Lo que hay debajo es lo que Edward Luce describe con precisión al señalar que la nueva guardia de Washington es casi toda blanca, toda masculina y en su mayoría no está cualificada para dirigir los grandes departamentos que está destrozando. Cuando esa guardia dirige una guerra, los resultados son los que estamos viendo: siete aeronaves perdidas, el jefe del Ejército despedido en plena campaña, trece bases descritas como inhabitables, un cronograma de ultimátums que se ha convertido en el objeto de burla de los analistas iraníes, y un presidente que comunica la política exterior de la única superpotencia del mundo a través de mensajes en mayúsculas en una red social de su propiedad, mezclando obscenidades con citas religiosas islámicas, en Pascua, mientras sus soldados sangran en las montañas de Irán.

Todo esto ocurre mientras China gradúa un millón y medio de ingenieros al año y planifica a cincuenta años. Mientras la primera ministra italiana Meloni se convierte en la primera líder de la OTAN en visitar los estados del Golfo para hablar de seguridad energética, reconociendo implícitamente que la seguridad ya no la puede garantizar Washington. Mientras Macron propone desde Seúl una coalición de democracias independientes de las grandes potencias. Mientras Alemania y Francia construyen juntos por primera vez en la historia un paraguas nuclear europeo. Mientras el secretario general de la ONU pide para el Estrecho de Ormuz el mismo tipo de mecanismo que se usó en el mar Negro en 2022, cuando Rusia bloqueaba el grano ucraniano, como si el Estrecho de Ormuz fuera ahora el equivalente del grano de Ucrania: una emergencia humanitaria que el orden internacional ya no puede resolver por sí mismo sino a través de negociaciones bilaterales entre los actores con capacidad de destrucción mutua.

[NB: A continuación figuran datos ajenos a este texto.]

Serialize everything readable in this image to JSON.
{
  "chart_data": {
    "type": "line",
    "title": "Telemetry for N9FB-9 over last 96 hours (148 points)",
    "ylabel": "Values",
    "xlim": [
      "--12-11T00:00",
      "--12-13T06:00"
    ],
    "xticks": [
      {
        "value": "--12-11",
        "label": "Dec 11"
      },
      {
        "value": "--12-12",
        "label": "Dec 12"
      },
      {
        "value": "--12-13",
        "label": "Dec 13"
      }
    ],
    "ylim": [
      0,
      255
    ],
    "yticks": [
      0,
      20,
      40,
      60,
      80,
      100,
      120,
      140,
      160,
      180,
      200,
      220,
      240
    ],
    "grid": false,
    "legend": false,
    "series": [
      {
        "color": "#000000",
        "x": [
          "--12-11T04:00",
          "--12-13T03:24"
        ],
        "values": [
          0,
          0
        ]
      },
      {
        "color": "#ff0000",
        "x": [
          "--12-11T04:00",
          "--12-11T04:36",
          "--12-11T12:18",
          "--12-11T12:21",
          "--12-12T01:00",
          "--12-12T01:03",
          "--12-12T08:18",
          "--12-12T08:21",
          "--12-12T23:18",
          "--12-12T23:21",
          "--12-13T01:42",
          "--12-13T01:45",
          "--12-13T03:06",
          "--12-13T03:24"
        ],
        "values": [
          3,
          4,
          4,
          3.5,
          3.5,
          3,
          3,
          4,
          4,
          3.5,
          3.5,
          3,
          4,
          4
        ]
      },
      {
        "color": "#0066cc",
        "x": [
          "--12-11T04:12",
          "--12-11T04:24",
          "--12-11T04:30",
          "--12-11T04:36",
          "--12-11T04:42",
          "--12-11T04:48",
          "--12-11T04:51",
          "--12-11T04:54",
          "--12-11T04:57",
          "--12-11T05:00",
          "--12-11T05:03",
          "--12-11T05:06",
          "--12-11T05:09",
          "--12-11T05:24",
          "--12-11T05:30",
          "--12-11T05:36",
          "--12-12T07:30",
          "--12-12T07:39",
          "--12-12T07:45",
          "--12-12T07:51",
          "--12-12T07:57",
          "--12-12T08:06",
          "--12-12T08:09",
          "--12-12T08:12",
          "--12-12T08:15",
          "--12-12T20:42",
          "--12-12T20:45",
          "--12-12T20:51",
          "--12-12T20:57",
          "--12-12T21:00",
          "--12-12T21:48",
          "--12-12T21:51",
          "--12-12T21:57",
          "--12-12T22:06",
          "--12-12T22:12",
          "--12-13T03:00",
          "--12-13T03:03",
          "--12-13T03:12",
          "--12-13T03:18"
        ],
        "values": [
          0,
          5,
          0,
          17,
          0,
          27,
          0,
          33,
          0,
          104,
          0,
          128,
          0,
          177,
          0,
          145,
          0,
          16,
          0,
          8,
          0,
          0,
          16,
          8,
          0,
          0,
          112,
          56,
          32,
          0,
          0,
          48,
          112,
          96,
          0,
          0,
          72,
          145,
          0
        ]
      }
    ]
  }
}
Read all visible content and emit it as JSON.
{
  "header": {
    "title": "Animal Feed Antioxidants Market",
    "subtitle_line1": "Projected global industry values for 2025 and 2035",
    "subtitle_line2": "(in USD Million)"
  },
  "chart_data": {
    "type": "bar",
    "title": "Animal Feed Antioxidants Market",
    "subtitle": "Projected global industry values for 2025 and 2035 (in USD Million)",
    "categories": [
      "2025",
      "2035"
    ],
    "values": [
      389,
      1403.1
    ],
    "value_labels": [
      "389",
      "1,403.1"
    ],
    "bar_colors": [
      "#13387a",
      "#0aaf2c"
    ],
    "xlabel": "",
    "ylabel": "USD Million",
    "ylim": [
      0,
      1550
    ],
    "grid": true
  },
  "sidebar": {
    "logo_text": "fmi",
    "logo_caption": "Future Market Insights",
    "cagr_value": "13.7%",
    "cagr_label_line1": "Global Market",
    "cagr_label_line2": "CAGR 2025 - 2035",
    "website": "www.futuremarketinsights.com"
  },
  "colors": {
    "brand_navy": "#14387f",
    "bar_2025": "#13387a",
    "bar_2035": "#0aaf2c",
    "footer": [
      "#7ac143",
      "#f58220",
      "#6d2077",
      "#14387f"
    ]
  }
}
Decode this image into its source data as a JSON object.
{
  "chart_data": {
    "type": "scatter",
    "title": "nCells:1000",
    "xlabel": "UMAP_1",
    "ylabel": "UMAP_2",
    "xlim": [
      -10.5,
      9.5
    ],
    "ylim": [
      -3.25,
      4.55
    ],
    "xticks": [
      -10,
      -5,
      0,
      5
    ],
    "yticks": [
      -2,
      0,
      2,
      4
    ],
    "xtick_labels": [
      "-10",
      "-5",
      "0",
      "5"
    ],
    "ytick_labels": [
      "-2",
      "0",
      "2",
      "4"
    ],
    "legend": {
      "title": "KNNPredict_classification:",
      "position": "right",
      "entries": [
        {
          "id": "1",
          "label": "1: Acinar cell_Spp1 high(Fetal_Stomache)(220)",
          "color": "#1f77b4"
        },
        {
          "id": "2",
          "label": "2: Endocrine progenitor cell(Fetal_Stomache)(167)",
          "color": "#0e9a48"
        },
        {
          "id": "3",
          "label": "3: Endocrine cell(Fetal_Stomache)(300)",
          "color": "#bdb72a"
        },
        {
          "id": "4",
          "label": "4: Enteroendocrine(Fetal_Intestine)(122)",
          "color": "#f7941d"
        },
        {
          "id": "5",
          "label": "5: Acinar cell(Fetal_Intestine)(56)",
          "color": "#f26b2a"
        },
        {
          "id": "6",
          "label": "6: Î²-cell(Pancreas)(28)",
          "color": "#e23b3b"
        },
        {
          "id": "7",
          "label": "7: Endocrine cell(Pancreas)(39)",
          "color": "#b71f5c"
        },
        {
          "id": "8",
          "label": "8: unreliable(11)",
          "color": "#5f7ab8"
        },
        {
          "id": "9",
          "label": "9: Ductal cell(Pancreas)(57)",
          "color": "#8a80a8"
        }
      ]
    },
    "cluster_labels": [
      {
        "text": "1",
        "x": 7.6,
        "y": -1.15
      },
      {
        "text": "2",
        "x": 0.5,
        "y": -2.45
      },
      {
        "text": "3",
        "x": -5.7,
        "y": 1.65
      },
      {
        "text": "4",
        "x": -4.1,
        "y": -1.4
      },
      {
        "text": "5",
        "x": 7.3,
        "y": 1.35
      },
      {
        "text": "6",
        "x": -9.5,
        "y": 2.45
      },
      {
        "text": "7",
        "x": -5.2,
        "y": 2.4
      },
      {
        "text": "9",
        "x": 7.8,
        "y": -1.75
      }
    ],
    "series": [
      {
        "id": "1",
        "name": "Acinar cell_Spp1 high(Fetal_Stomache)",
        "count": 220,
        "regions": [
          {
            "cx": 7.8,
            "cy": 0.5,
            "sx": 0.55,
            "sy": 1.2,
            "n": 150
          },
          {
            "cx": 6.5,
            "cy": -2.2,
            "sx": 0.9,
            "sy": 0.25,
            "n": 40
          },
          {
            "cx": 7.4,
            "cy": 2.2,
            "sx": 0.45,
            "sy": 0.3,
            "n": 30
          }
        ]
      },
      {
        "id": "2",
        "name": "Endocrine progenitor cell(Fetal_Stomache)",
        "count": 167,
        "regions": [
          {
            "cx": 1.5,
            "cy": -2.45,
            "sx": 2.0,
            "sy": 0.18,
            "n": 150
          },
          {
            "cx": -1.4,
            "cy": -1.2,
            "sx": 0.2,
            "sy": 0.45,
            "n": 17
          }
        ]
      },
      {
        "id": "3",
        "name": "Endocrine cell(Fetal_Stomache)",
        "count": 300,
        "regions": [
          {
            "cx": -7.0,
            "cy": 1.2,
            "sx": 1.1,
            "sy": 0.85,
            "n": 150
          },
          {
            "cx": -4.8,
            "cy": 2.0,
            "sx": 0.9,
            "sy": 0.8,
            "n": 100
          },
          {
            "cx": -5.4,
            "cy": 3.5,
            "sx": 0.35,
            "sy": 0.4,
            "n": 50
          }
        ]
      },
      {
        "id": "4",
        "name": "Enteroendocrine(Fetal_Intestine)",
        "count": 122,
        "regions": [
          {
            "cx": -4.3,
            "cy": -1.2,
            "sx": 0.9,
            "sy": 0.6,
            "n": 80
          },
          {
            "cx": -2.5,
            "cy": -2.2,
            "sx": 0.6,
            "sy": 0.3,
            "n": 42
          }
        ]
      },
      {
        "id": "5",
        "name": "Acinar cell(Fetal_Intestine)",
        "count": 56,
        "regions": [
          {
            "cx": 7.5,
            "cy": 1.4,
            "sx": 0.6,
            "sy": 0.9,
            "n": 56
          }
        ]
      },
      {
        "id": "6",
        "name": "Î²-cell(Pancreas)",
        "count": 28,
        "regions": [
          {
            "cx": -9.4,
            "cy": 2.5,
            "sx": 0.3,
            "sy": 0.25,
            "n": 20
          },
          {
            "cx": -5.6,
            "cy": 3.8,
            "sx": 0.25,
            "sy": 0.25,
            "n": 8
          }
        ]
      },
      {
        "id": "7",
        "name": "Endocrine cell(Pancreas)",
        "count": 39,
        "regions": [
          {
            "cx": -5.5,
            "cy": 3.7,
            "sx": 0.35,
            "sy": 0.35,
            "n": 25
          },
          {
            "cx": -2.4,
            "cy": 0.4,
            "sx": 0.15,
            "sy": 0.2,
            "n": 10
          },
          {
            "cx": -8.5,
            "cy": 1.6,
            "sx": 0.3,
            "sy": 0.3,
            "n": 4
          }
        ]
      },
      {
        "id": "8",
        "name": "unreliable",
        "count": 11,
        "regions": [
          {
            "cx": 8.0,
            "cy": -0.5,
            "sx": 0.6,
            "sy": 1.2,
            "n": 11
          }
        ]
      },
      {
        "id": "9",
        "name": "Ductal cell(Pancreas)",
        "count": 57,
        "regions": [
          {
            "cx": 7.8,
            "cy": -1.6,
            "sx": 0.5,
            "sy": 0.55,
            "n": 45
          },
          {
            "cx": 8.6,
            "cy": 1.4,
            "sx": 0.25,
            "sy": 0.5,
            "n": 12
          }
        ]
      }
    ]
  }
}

La maldición china dice que vivir tiempos interesantes es el peor de los destinos. Trump es, literalmente, la maldición hecha presidente. Y mientras él tuitea en mayúsculas sobre el Día de la Central Eléctrica y el Día del Puente, mientras amenaza a periodistas con la cárcel y cierra la ventana satelital para que nadie vea lo que realmente ocurre, el mundo observa, toma nota, y saca sus propias conclusiones. Dos mil años después de Carras, la trampa sigue siendo la misma. El general romano también estaba convencido de que lo estaba haciendo muy bien. También creía que los que se atrevieran a cuestionarlo merecían ser silenciados. También pensaba que la fuerza era suficiente y el conocimiento superfluo. La historia registró su nombre como la definición misma del error que no puede deshacerse. Ese es, exactamente, el verdadero craso error.